Estimating area inertia of power systems with a high share of RES using deep learning

Abstract

Inertia, the ability to maintain frequency stability, is crucial for power system secure operation. With the increasing integration of inverter-interfaced renewable energy sources (RESs), represented by wind and solar power, the inertia of the power system rapidly declines and exhibits spatial–temporal variation. Estimating area inertia becomes more complex, yet more vital for power systems with high share of RESs. Most model-based inertia estimation approaches rely on a linearized and simplified representation to system frequency dynamics, limiting their accuracy in presence of large amount of virtual inertia provided by RESs due to its time-varying feature.

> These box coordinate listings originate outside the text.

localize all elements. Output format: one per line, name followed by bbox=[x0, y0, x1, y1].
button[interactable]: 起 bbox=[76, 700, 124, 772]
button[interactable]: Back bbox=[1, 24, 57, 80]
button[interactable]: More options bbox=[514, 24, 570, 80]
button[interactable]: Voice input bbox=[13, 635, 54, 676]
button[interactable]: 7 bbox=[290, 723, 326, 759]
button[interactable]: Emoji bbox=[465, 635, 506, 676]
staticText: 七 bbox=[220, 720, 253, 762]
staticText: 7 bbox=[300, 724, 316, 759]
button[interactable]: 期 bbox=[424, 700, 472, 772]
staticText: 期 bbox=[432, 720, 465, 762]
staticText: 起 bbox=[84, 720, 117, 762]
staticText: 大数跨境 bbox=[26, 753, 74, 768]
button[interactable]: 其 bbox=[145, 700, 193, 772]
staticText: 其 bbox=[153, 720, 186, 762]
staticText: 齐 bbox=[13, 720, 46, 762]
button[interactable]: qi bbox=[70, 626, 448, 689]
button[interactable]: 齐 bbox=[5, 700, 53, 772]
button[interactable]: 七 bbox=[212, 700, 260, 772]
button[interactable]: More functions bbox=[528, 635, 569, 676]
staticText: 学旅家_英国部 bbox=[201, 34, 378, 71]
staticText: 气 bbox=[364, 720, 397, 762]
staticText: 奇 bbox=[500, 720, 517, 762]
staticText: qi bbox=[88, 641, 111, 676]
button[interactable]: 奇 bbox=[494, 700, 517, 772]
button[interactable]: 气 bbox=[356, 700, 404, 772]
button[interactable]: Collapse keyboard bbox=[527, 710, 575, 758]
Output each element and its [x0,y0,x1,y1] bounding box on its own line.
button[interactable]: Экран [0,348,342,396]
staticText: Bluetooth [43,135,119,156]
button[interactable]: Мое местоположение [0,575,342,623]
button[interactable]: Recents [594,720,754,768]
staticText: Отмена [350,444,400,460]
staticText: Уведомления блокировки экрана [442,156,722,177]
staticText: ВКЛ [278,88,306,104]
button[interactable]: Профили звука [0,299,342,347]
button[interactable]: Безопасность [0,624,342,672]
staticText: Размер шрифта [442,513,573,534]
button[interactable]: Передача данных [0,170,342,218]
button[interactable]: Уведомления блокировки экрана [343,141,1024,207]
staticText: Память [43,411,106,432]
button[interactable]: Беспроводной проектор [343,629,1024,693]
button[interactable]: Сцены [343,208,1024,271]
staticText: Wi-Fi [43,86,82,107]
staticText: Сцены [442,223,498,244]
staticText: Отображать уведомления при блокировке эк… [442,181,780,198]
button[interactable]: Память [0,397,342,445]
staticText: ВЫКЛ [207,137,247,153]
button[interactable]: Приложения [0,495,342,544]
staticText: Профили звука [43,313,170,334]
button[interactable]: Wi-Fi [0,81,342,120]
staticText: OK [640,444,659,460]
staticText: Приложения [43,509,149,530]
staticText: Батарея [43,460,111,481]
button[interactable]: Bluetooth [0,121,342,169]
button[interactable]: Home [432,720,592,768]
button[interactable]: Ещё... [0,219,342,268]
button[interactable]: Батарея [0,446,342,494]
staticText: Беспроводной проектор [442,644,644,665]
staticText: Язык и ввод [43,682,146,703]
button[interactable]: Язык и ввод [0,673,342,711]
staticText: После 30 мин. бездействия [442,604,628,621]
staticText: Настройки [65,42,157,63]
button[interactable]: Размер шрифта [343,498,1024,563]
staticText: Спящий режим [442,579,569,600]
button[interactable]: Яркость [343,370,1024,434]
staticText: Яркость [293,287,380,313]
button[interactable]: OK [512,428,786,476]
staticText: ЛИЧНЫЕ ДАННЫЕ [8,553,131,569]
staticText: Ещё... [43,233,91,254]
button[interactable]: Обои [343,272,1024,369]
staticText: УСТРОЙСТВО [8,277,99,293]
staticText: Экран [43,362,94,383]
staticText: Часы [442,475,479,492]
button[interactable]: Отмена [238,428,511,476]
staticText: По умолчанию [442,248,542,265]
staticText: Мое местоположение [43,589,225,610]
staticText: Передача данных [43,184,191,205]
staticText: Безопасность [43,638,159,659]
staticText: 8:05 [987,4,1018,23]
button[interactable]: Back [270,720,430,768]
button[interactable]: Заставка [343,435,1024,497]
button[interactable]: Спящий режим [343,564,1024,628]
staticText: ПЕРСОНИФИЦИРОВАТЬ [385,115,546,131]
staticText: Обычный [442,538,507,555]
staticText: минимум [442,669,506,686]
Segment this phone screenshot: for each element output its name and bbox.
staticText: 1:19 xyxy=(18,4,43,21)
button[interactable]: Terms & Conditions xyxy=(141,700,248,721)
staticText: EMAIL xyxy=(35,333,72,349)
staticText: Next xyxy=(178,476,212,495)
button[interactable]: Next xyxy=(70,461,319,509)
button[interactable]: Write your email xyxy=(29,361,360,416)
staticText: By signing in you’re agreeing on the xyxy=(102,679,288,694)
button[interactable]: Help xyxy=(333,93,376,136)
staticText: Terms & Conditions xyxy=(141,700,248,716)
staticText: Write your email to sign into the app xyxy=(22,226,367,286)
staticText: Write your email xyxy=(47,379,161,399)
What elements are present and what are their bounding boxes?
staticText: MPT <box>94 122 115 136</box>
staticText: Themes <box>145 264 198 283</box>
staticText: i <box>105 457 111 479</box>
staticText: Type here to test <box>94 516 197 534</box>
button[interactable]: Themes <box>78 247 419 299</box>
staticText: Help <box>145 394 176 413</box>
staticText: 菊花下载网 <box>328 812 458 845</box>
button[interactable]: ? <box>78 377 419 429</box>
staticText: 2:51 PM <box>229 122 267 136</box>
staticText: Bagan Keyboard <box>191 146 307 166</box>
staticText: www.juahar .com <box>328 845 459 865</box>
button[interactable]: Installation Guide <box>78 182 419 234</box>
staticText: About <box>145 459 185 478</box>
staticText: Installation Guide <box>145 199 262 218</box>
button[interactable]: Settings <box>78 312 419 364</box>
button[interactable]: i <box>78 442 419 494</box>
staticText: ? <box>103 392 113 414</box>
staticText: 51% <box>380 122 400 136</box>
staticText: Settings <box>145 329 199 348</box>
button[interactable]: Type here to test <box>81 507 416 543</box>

Here, we propose time-series-based residual neural network (TS-ResNet), a deep learning model integrating one-dimensional convolution operation and residual blocks to estimate area inertia with a mix of synchronous inertia and virtual inertia. TS-ResNet extracts frequency dynamic features from nodal frequencies and tie-line powers utilizing probing signals without affecting system stable operation. Additionally, to enable model’s robustness to complex scenarios, a loss function with elastic net regularization is introduced for the training process. Numerical results on a 3-region AC/DC hybrid system demonstrate its high accuracy and low computation efficiency. It also generalizes to unseen time delays of virtual synchronous generators (VSGs), DC power transmission variations, and different RES shares, and demonstrates strong robustness under various noise levels. Our findings suggest that TS-ResNet offers a fresh perspective on incorporating data-driven approaches to inertia estimation.